A Bitcoin neutraliza esta ameaça e permite a qualquer país transmitir, receber e custodiar informação financeira sem ser necessário supervisão ou pedir permissão a terceiros. Isso garante liberdade de ação no ciberespaço, algo comparável a proteger rotas terrestres, marítimas ou aéreas.
Deste modo, uma nação que não participe na rede Bitcoin fica exposta a coerção financeira e a ataques cibernéticos de negação de serviço. Por outro lado, participar é garantir um lugar na nova mesa de poder digital, e Portugal deve lá estar desde a primeira hora.
A vantagem de chegar primeiro
O design da Bitcoin incorpora uma profunda assimetria. A sua oferta é limitada (21 milhões de unidades), mas a capacidade da rede e a sua segurança podem expandir infinitamente. Isso cria um paradoxo semelhante à Trompa de Gabriel: um volume finito com uma área de superfície infinita; o que significa que o número total de bitcoins nunca irá ultrapassar 21 milhões, mas a quantidade de energia que cada uma representa pode aumentar infinitamente e crescer sem qualquer limite.

Isto representa uma consequência estratégica crítica. Ou seja, os primeiros países a adotar Bitcoin irão herdar os benefícios de toda a energia que posteriormente for alocada ao sistema. À medida que mais capital humano for alocado à rede Bitcoin, mais forte ela se torna e mais cresce o valor de cada unidade.
Por outras palavras, o detentor de uma única bitcoin (ou fração de uma unidade) ganha uma reivindicação crescente sobre toda a base energética do mundo, enquanto que aqueles que chegarem tarde devem despender de uma crescente quantidade de energia para adquirir uma pequena fração. Isso significa que quando a maioria da infraestrutura energética estiver integrada com a rede Bitcoin, o custo de entrada para adquirir uma posição será extremamente elevado.
Para Portugal, isso significa que a janela de oportunidade torna-se mais pequena. Cada ano de inação aumenta o custo de entrada e reduz a proporção de território digital disponível para reivindicar. As primeiras nações a acumular Bitcoin irão adquirir a camada base de segurança a partir da qual as futuras economias digitais serão construídas.
Proof-of-Work vs Proof-of-Stake: Potência real vs potência imaginária
Grande parte da elite política ainda assume, erradamente, que “criptomoedas” são todas iguais. Não são.
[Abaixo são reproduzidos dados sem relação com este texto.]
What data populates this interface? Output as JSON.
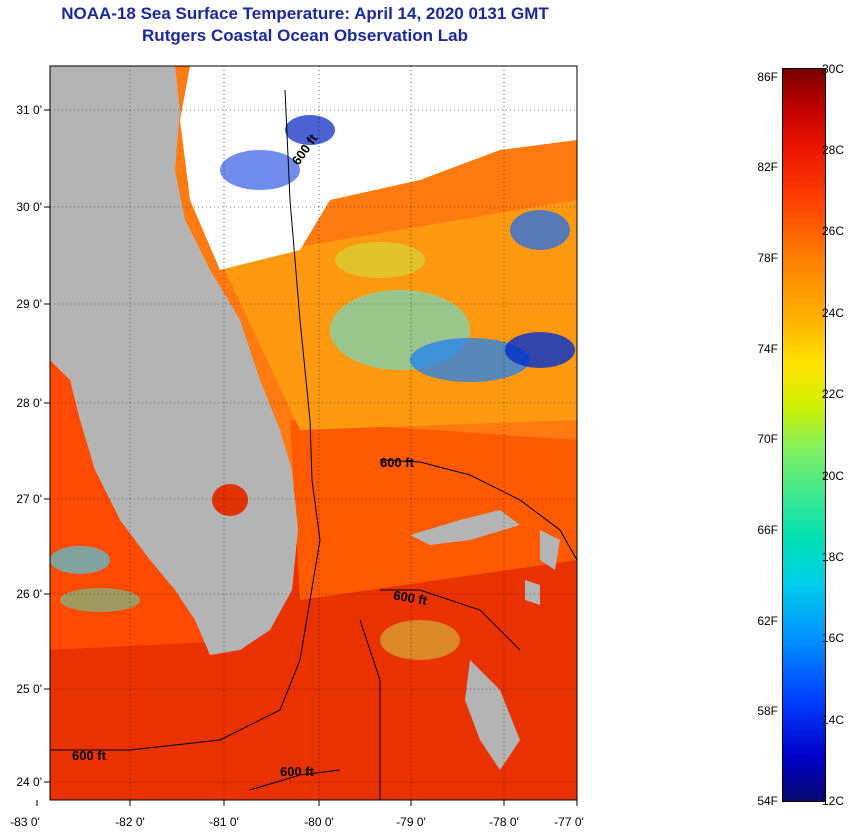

De facto, sistemas de Proof-of-work e Proof-of-Stake são completamente opostos tanto física como politicamente.
Proof-of-Work, o mecanismo de consenso usado pela Bitcoin, mantém a informação segura através do gasto energético; um processo que é objetivo, igualitário e está restringido pelas leis da termodinâmica. Desta forma, é resistente à corrupção.
Por outro lado, Proof-of-Stake usado por redes como a Ethereum, mantêm a informação segura através de confiança com permissões e privilégio abstrato. Apenas recria as mesmas estruturas de controlo que Proof-of-work foi desenhado para substituir. Stake é uma construção imaginária e não tem um custo físico, o que significa que pode ser secretamente consolidado, censurado ou revertido. Apenas é “descentralizado” em nome.
Países, como Portugal, que querem manter a sua soberania devem entender esta distinção fundamental. Proof-of-Work é prova de potência real. Proof-of-Stake é prova de privilégio. A primeira garante a segurança da propriedade através das leis da física, enquanto que a segunda fá-lo por meios políticos e hierárquicos. Escolher o sistema errado é equivalente a subcontratar a segurança nacional a uma elite sem responsabilidades.
Dissuasão estratégica e Preservação Mútua
Na Era Nuclear, a dissuasão foi alcançada através da ameaça de destruição mútua. Na Era digital, a dissuasão pode ser alcançada através de preservação mútua. Quando países mineram e possuem Bitcoin, estão ativamente a contribuir para a segurança da rede. Quanto mais cada nação investe, mais segura a rede se torna para todos.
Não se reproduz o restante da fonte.